Redmond echoed Shuler’s remarks stating, “We will keep fighting until every worker in this country has the chance to have a good, union job. Everybody in, nobody out. And we’re going to fix our Labor laws and make that a reality. I know what the Labor Movement does. It brings the marginalized in from the margins. It brings respect to the disrespected. It lets people come together and collectively bargain for their own future.”

Shuler and Redmond are committed to creating a bold, inclusive and forward-thinking Labor Movement that meets the needs of all working people, especially young, historically marginalized groups, including women and communities of color.

From 2009 until 2021, Shuler served as the AFL-CIO’s secretary-treasurer. She assumed the role of president following the death of Richard Trumka in 2021.

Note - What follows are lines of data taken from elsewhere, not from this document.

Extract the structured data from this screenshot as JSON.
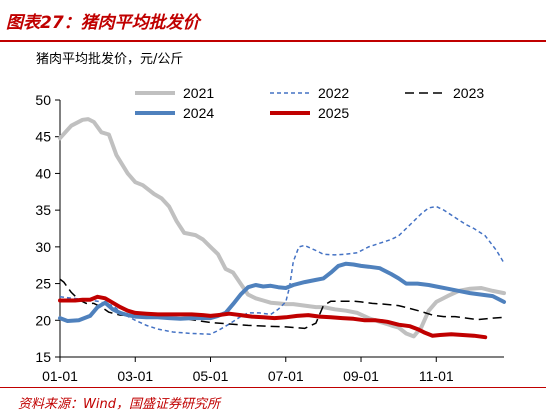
{
  "header": {
    "title": "图表27：猪肉平均批发价",
    "source": "资料来源：Wind，国盛证券研究所"
  },
  "chart_data": {
    "type": "line",
    "title": "猪肉平均批发价，元/公斤",
    "xlabel": "",
    "ylabel": "",
    "ylim": [
      15,
      50
    ],
    "yticks": [
      15,
      20,
      25,
      30,
      35,
      40,
      45,
      50
    ],
    "xlim": [
      1,
      12.8
    ],
    "xticks": [
      1,
      3,
      5,
      7,
      9,
      11
    ],
    "xtick_labels": [
      "01-01",
      "03-01",
      "05-01",
      "07-01",
      "09-01",
      "11-01"
    ],
    "grid": false,
    "legend_position": "top-right",
    "series": [
      {
        "name": "2021",
        "color": "#c0c0c0",
        "dash": "solid",
        "width": 4,
        "x": [
          1.0,
          1.3,
          1.6,
          1.75,
          1.9,
          2.1,
          2.3,
          2.5,
          2.8,
          3.0,
          3.2,
          3.5,
          3.7,
          3.9,
          4.1,
          4.3,
          4.6,
          4.8,
          5.0,
          5.2,
          5.4,
          5.6,
          5.8,
          6.0,
          6.2,
          6.4,
          6.6,
          6.8,
          7.0,
          7.2,
          7.5,
          7.8,
          8.0,
          8.3,
          8.6,
          8.9,
          9.2,
          9.5,
          9.8,
          10.0,
          10.2,
          10.4,
          10.6,
          10.8,
          11.0,
          11.3,
          11.6,
          11.9,
          12.2,
          12.5,
          12.8
        ],
        "y": [
          44.8,
          46.5,
          47.3,
          47.4,
          47.0,
          45.6,
          45.3,
          42.5,
          40.0,
          38.8,
          38.4,
          37.2,
          36.6,
          35.5,
          33.5,
          31.9,
          31.6,
          31.0,
          30.0,
          29.0,
          27.0,
          26.5,
          25.0,
          23.5,
          23.0,
          22.7,
          22.4,
          22.3,
          22.2,
          22.2,
          22.0,
          21.8,
          21.8,
          21.5,
          21.3,
          21.0,
          20.3,
          19.8,
          19.3,
          19.0,
          18.2,
          17.8,
          19.0,
          21.3,
          22.5,
          23.3,
          24.0,
          24.3,
          24.4,
          24.0,
          23.7
        ]
      },
      {
        "name": "2022",
        "color": "#4472c4",
        "dash": "4,3",
        "width": 1.5,
        "x": [
          1.0,
          1.5,
          2.0,
          2.4,
          2.7,
          3.0,
          3.3,
          3.6,
          4.0,
          4.5,
          5.0,
          5.2,
          5.5,
          5.8,
          6.0,
          6.3,
          6.6,
          6.8,
          7.0,
          7.1,
          7.2,
          7.35,
          7.5,
          7.8,
          8.0,
          8.3,
          8.6,
          8.9,
          9.2,
          9.5,
          9.8,
          10.0,
          10.2,
          10.4,
          10.6,
          10.8,
          11.0,
          11.2,
          11.5,
          11.8,
          12.0,
          12.3,
          12.6,
          12.8
        ],
        "y": [
          23.2,
          22.9,
          22.6,
          22.0,
          20.8,
          20.0,
          19.3,
          18.8,
          18.4,
          18.2,
          18.1,
          18.6,
          19.5,
          20.5,
          21.0,
          21.0,
          20.8,
          21.5,
          22.5,
          24.5,
          28.0,
          30.0,
          30.2,
          29.5,
          29.0,
          28.9,
          29.0,
          29.2,
          30.0,
          30.5,
          31.0,
          31.5,
          32.5,
          33.5,
          34.5,
          35.3,
          35.5,
          35.0,
          34.0,
          33.0,
          32.5,
          31.5,
          29.5,
          27.8
        ]
      },
      {
        "name": "2023",
        "color": "#000000",
        "dash": "9,5",
        "width": 1.5,
        "x": [
          1.0,
          1.1,
          1.3,
          1.5,
          1.7,
          1.9,
          2.1,
          2.3,
          2.6,
          3.0,
          3.4,
          3.8,
          4.2,
          4.6,
          5.0,
          5.5,
          6.0,
          6.5,
          7.0,
          7.5,
          7.8,
          8.0,
          8.2,
          8.5,
          8.8,
          9.0,
          9.3,
          9.6,
          10.0,
          10.3,
          10.6,
          10.9,
          11.2,
          11.5,
          11.8,
          12.1,
          12.5,
          12.8
        ],
        "y": [
          25.6,
          25.2,
          23.8,
          22.8,
          22.3,
          22.3,
          21.8,
          21.1,
          20.7,
          20.6,
          20.5,
          20.4,
          20.3,
          20.0,
          19.7,
          19.5,
          19.3,
          19.2,
          19.1,
          18.9,
          19.6,
          22.0,
          22.6,
          22.6,
          22.6,
          22.5,
          22.3,
          22.2,
          22.0,
          21.6,
          21.2,
          20.7,
          20.5,
          20.5,
          20.3,
          20.1,
          20.3,
          20.4
        ]
      },
      {
        "name": "2024",
        "color": "#4f81bd",
        "dash": "solid",
        "width": 4,
        "x": [
          1.0,
          1.2,
          1.5,
          1.8,
          2.0,
          2.2,
          2.4,
          2.6,
          2.8,
          3.0,
          3.3,
          3.6,
          3.9,
          4.2,
          4.5,
          4.8,
          5.0,
          5.2,
          5.4,
          5.6,
          5.8,
          6.0,
          6.2,
          6.4,
          6.6,
          6.8,
          7.0,
          7.2,
          7.5,
          7.8,
          8.0,
          8.2,
          8.4,
          8.6,
          8.8,
          9.0,
          9.2,
          9.5,
          9.8,
          10.0,
          10.2,
          10.5,
          10.8,
          11.0,
          11.3,
          11.6,
          11.9,
          12.2,
          12.5,
          12.8
        ],
        "y": [
          20.3,
          19.9,
          20.0,
          20.6,
          21.8,
          22.4,
          21.5,
          21.0,
          20.7,
          20.5,
          20.4,
          20.4,
          20.3,
          20.2,
          20.3,
          20.3,
          20.3,
          20.6,
          21.0,
          22.2,
          23.5,
          24.5,
          24.8,
          24.6,
          24.7,
          24.5,
          24.4,
          24.8,
          25.2,
          25.5,
          25.7,
          26.5,
          27.4,
          27.7,
          27.6,
          27.4,
          27.3,
          27.1,
          26.3,
          25.7,
          25.0,
          25.0,
          24.8,
          24.6,
          24.3,
          24.0,
          23.7,
          23.5,
          23.3,
          22.5
        ]
      },
      {
        "name": "2025",
        "color": "#c00000",
        "dash": "solid",
        "width": 4,
        "x": [
          1.0,
          1.2,
          1.4,
          1.6,
          1.8,
          2.0,
          2.2,
          2.4,
          2.6,
          2.8,
          3.0,
          3.3,
          3.6,
          3.9,
          4.2,
          4.5,
          4.8,
          5.0,
          5.2,
          5.5,
          5.8,
          6.1,
          6.4,
          6.7,
          7.0,
          7.3,
          7.6,
          7.9,
          8.2,
          8.5,
          8.8,
          9.1,
          9.4,
          9.7,
          10.0,
          10.3,
          10.5,
          10.7,
          10.9,
          11.1,
          11.4,
          11.7,
          12.0,
          12.3
        ],
        "y": [
          22.7,
          22.7,
          22.7,
          22.8,
          22.8,
          23.2,
          23.0,
          22.4,
          21.8,
          21.3,
          21.0,
          20.9,
          20.8,
          20.8,
          20.8,
          20.8,
          20.7,
          20.6,
          20.7,
          20.9,
          20.7,
          20.5,
          20.4,
          20.3,
          20.4,
          20.6,
          20.7,
          20.5,
          20.4,
          20.3,
          20.2,
          20.0,
          20.0,
          19.8,
          19.4,
          19.2,
          18.8,
          18.3,
          17.9,
          18.0,
          18.1,
          18.0,
          17.9,
          17.7
        ]
      }
    ]
  }
}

  • Liz Shuler began her career as an organizer, working to unionize clerical workers at Portland General Electric in Oregon. The daughter of an IBEW member, Shuler witnessed firsthand the difference that a union makes in creating a fair and equitable pathway to the middle class.She worked her way up through the ranks at IBEW in her capacity as a grassroots organizer, lobbyist and chief of staff to the international president. Her efforts caught the attention of Richard Trumka, who subsequently asked Shuler to join the leadership slate in 2009. She was both the youngest person and first woman elected as secretary-treasurer at the AFL-CIO Convention.
  • Fred Redmond began his union career as a United Steelworkers member in 1973 when he went to work at Reynolds Metals Co. in Chicago. He became active in his local union almost immediately, serving as shop steward and eventually vice president. He served three terms as local president.For decades, Redmond served the USW in various staff and leadership roles, assisting local unions, developing and conducting training programs, and bargaining contracts. As the international vice president for human affairs, a position to which he was first elected to in 2006, Redmond oversaw the union’s Civil and Human Rights Department and worked with USW allies across the country in responding to attacks on voting rights and in combating economic inequality.